But the handing over of the investigation, initiated by judge Sir Peter Gibson, to a group of MPs has prompted fears of a "whitewash" among campaigners, given the Commons Intelligence and Security Committee (ISC), which will take up the probe, had previously concluded Britain was not complicit in illegal activity.
It follows claims airports at Wick, Aberdeen and Inverness were used in the rendition of terrorist suspects by the CIA. Documents seen by the Gibson inquiry showed British agents were told in 2002 that there was "no obligation to intervene" if they came across apparent breaches of the Geneva Convention.

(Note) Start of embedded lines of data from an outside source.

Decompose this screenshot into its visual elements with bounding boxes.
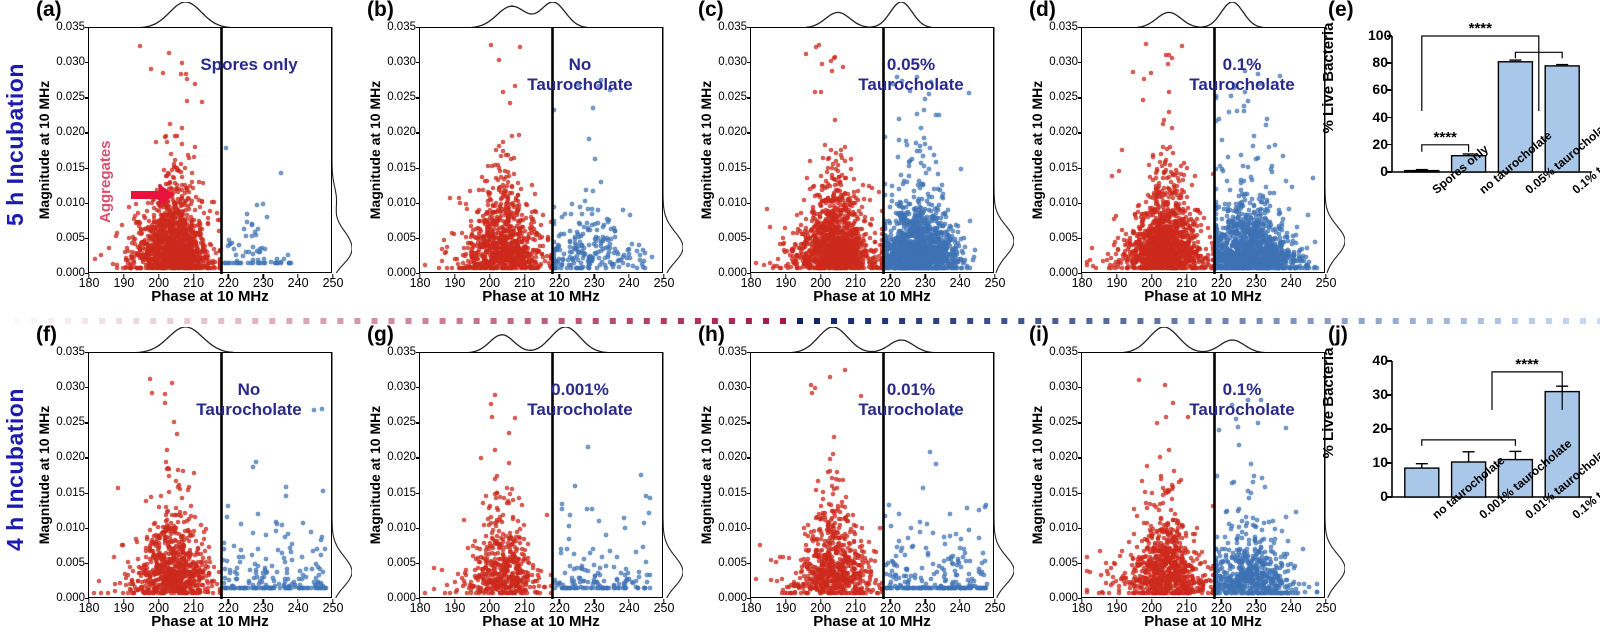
svg-text:****: **** [1434, 129, 1458, 146]
svg-text:****: **** [1515, 356, 1539, 373]
svg-text:****: **** [1469, 20, 1493, 37]
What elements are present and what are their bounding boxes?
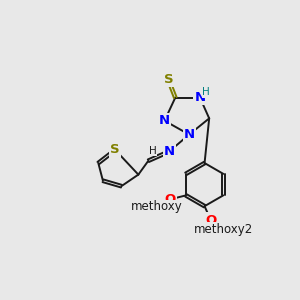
- Text: S: S: [164, 74, 173, 86]
- Text: S: S: [110, 143, 120, 157]
- Text: O: O: [205, 214, 216, 226]
- Text: N: N: [164, 145, 175, 158]
- Text: methoxy2: methoxy2: [194, 223, 253, 236]
- Text: N: N: [159, 114, 170, 127]
- Text: N: N: [184, 128, 195, 141]
- Text: H: H: [149, 146, 157, 156]
- Text: methoxy: methoxy: [131, 200, 182, 213]
- Text: H: H: [202, 87, 210, 97]
- Text: N: N: [194, 91, 206, 104]
- Text: O: O: [165, 193, 176, 206]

A minute appeared to show the growing doubts of the then Prime Minister Tony Blair about the activities of American allies as he admitted how he was "initially sceptical about claims of torture" against detainees but said he had to make clear to the US it would be totally unacceptable. The Prime Minister said he was determined to "clear things up" to "restore Britain's moral leadership in the world".
But David Cameron's judge-led inquiry was halted after the launch of police investigations relating to detainees allegedly transported illegally to Libya.
Ken Clarke, the Minister Without Portfolio, said it would be wrong to ask a judge to take forward an inquiry which could compromise a criminal probe.
Shami Chakrabarti, of human rights group Liberty, said: "The 'judge-led inquiry' that never was is shut down and investigating kidnap and torture in freedom's name will be left to a watchdog that never barks and which exonerated the spooks six years ago."